Ehrwürdig: Erdogan expliziert

Was ist passiert?

Der türkische Präsident Erdogan hat am 29. September im Rahmen der Eröffnung der Zentralmoschee in Köln auf den seiner Meinung nach in Deutschland freilaufenden Rassismus hingewiesen. Als Corpus Delicti führte der Osmanen-Monarch den Umgang mit den Balltretern Mesut Özil und Ilkay Gündogan an. Diese waren von Öffentlichkeit und Politik scharf dafür kritisiert worden, dass sie Erdogan als „meinen Präsidenten“ bezeichnet hatten. Der Lippenbartträger mit Allmachts-Feuchtträumen ergänzte, Muslime dürften hierzulande nicht länger angefeindet und zur Zielscheibe gemacht werden.

Was ist das Problem?

Gepeinigt von unbewältigten Schuldgefühlen versuchen wir, so schnell wie möglich ein Gegengift zur Neutralisierung des verabreichten Realitäts-Serums zu injizieren. Dabei sollten wir genau zuhören, was das durch und durch liebenswürdige Rumpelstilzchen vom Bosporus uns zu mitzuteilen hat.

Was sagt man dazu?

Endlich ist jemand mutig genug, das Offensichtliche beim Namen zu nennen: Deutschland ist eine Nation voller Rassisten und Muselmanen-Hasser. Insbesondere unsere türkischen Hausgenossen sehen sich immer wieder unappetitlichen Attacken ausgesetzt. Dabei unternehmen sie alles Menschenmögliche, um sich hier zu integrieren und zu gleichwertigen Mitgliedern der Gesellschaft zu werden:

 
• Sie beschenken uns mit kulinarischen Offenbarungen wie Döner, Börek, Köfte oder Baklava.
• Sie bereichern unser in Monotonie und Erstarrung badendes gesellschaftliches Kulturgut mit putziger, althergebrachter Folklore – Stichwort Ehrenmorde.
• Sie tragen zu unserem Amüsement bei, indem clowneske Deutsche türkischer Abstammung auf den Bühnen dieses Landes Klischees zelebrieren und in fabelhaft lustiger Sprachdiktion daherreden.
• Sie schwingen mit Regelmäßigkeit und staunenswerter Präzision den Demokratiehammer, indem sie zu abertausenden von den verfassungsmäßig garantierten Rechten auf Versammlungsfreiheit, Meinungsfreiheit sowie Religionsfreiheit Gebrauch machen.
• Sie lehren uns eindrucksvoll, was Treue sowie Liebe zum Vaterland wirklich bedeutet. Sie können großherzig verzeihen, wenn der Gebieter über Land und Leute wieder einmal über die Stränge schlägt und ein paar Journalisten das Justizschwert durchs Antlitz zieht oder für massenhaften Nachschub in den Übeltäter-Verwahrungsanstalten sorgt.
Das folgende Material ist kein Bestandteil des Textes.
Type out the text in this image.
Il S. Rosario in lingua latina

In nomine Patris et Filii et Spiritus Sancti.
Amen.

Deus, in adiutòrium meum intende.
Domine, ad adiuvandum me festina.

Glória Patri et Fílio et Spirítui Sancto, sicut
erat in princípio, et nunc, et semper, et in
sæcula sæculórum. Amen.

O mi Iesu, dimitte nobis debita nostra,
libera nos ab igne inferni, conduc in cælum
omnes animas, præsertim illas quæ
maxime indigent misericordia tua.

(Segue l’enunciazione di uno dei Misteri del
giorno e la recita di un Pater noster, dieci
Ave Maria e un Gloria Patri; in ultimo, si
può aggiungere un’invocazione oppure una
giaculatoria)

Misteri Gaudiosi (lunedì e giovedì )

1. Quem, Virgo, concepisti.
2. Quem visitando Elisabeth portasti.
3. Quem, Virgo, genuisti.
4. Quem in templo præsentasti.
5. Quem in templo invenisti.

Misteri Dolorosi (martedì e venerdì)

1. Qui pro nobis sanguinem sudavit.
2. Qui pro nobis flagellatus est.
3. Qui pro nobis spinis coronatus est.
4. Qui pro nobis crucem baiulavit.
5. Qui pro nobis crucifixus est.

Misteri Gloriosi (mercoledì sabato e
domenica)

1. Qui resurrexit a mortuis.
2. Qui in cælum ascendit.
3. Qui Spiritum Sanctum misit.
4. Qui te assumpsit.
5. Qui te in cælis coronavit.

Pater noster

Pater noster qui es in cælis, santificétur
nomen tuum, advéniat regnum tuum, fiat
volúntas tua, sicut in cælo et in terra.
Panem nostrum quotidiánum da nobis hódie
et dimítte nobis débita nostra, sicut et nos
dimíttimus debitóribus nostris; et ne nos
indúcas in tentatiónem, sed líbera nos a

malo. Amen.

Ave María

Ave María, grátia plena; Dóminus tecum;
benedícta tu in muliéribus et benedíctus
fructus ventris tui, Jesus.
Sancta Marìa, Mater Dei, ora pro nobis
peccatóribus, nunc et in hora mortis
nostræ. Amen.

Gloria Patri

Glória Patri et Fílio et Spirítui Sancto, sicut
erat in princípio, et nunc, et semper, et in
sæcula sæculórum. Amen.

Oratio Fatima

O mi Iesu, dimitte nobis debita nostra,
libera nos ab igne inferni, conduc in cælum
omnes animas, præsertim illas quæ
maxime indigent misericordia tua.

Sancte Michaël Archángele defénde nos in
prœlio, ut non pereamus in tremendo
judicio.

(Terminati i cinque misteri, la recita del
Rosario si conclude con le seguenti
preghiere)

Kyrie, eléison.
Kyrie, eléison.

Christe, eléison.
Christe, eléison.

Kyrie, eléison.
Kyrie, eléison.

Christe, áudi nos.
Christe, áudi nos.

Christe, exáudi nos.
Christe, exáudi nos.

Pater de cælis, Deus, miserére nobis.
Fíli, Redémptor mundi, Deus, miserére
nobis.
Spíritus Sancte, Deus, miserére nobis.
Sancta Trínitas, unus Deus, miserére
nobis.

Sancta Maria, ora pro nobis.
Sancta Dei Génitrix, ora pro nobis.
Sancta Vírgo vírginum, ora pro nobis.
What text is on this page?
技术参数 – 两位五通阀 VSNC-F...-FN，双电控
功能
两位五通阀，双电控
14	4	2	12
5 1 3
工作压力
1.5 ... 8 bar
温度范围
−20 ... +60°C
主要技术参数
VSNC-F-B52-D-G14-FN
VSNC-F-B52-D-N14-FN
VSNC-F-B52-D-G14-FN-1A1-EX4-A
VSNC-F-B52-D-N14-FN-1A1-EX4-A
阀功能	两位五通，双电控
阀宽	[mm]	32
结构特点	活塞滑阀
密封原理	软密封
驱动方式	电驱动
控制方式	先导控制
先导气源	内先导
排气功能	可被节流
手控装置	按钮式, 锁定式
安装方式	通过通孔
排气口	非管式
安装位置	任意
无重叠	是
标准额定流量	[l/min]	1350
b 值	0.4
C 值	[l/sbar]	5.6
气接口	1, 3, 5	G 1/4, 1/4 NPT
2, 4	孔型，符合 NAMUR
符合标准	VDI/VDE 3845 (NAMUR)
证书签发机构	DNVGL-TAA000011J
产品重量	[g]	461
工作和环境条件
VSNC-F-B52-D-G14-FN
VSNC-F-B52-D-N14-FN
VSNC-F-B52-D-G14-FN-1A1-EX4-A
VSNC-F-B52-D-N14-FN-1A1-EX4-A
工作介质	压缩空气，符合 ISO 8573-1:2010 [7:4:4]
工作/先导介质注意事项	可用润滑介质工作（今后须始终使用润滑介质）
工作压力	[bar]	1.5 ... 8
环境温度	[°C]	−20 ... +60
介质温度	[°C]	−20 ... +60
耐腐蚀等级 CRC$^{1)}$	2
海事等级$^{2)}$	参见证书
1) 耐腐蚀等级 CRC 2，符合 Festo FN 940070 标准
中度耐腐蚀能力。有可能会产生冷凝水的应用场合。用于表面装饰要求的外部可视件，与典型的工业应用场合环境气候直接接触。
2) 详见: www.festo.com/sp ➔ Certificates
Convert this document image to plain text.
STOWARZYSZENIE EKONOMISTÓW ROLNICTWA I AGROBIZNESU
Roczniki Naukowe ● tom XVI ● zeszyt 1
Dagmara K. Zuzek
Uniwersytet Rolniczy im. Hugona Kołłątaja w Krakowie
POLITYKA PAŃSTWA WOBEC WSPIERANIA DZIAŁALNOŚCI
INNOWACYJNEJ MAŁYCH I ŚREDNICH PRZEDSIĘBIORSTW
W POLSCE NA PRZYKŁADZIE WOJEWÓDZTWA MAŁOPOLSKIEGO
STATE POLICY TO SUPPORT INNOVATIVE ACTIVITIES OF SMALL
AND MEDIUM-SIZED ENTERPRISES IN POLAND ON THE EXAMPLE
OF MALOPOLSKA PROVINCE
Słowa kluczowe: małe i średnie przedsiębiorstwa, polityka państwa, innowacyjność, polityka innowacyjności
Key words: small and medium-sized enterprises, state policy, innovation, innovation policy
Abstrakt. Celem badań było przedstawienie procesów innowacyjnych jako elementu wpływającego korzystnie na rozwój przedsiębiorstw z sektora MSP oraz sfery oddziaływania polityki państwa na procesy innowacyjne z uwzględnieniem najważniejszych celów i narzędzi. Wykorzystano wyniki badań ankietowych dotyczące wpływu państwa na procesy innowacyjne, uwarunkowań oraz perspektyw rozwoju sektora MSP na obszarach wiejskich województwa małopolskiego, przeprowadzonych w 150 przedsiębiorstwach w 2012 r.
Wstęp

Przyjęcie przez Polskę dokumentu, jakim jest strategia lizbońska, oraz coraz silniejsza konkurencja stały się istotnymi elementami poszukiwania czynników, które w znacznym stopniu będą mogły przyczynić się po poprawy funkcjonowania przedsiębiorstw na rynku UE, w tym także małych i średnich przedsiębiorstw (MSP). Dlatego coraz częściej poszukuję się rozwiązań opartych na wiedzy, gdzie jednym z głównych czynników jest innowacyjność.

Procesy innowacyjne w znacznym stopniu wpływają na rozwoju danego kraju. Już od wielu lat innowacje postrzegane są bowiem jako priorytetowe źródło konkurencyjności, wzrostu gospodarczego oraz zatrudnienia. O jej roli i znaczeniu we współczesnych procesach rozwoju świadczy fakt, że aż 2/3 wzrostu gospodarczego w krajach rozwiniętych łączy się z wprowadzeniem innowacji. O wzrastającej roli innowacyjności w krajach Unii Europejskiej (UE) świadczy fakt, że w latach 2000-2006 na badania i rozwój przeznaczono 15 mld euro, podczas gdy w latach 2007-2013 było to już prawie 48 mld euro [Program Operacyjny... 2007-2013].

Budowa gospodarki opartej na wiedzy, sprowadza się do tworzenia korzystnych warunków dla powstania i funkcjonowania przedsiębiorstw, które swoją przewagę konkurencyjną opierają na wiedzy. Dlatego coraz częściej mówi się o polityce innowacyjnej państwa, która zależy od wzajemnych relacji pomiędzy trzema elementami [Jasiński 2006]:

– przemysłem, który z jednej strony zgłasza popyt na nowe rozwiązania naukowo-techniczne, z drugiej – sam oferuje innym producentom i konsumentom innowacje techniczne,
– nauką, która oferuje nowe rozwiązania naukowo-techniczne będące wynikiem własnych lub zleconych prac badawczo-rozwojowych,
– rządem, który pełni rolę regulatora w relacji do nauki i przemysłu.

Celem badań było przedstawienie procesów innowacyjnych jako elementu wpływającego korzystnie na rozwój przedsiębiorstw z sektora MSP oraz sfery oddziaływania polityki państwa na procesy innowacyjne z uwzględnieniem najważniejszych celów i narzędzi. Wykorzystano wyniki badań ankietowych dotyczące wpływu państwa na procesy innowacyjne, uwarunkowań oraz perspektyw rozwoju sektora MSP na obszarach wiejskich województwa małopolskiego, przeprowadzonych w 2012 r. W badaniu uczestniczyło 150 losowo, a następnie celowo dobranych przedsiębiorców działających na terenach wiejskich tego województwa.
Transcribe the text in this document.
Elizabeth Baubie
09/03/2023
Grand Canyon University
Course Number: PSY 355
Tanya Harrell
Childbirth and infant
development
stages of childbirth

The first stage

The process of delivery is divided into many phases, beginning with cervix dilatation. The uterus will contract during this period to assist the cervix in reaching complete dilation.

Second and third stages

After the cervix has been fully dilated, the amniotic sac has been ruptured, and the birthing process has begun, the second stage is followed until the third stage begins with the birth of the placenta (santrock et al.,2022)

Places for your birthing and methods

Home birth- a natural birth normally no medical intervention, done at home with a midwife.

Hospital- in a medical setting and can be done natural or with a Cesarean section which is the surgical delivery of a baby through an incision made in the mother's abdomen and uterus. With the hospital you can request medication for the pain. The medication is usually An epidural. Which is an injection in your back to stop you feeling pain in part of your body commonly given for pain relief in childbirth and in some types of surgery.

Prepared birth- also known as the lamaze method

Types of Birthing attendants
Und wie danken wir es ihnen? Mit Geringschätzung, Misstrauen und Beschuldigungswut. Arglose Äußerungen über die höhere Wertigkeit des Korans gegenüber dem Grundgesetz werden zum Anlass genommen, dem Muslim-Corps Demokratieverachtung anzudichten. Eine Handvoll unverfänglicher Probe-Bespitzelungsaktionen sollen als Feigenblatt für die anvisierte, ganz und gar unverhältnismäßige Überwachung von DITIB durch den Verfassungsschutz herhalten. Massenhaftes Türkeifahnen-Wackeln und ekstatische Erdogan-Jubelchöre werden als Ausweis mangelnder Verbundenheit mit Teutonen-Land missinterpretiert.

Fazit?

Bleibt nur zu hoffen, dass uns alsbald ein Zerbröseln dieser islamfeindlich-nationalistischen Mauer beschert ist. Um diesem Ansinnen Vorschub zu leisten, sollten wir die weisheitsgetränkten Worte Erdogans – seines Zeichens Staatsführungs-Guru, Minderheiten-Freund sowie Diplomatie- und Völkerverständigungs-Koryphäe – in unsere Ohren sowie verhärteten Herzen eindringen lassen und unseren falschen Stolz begraben.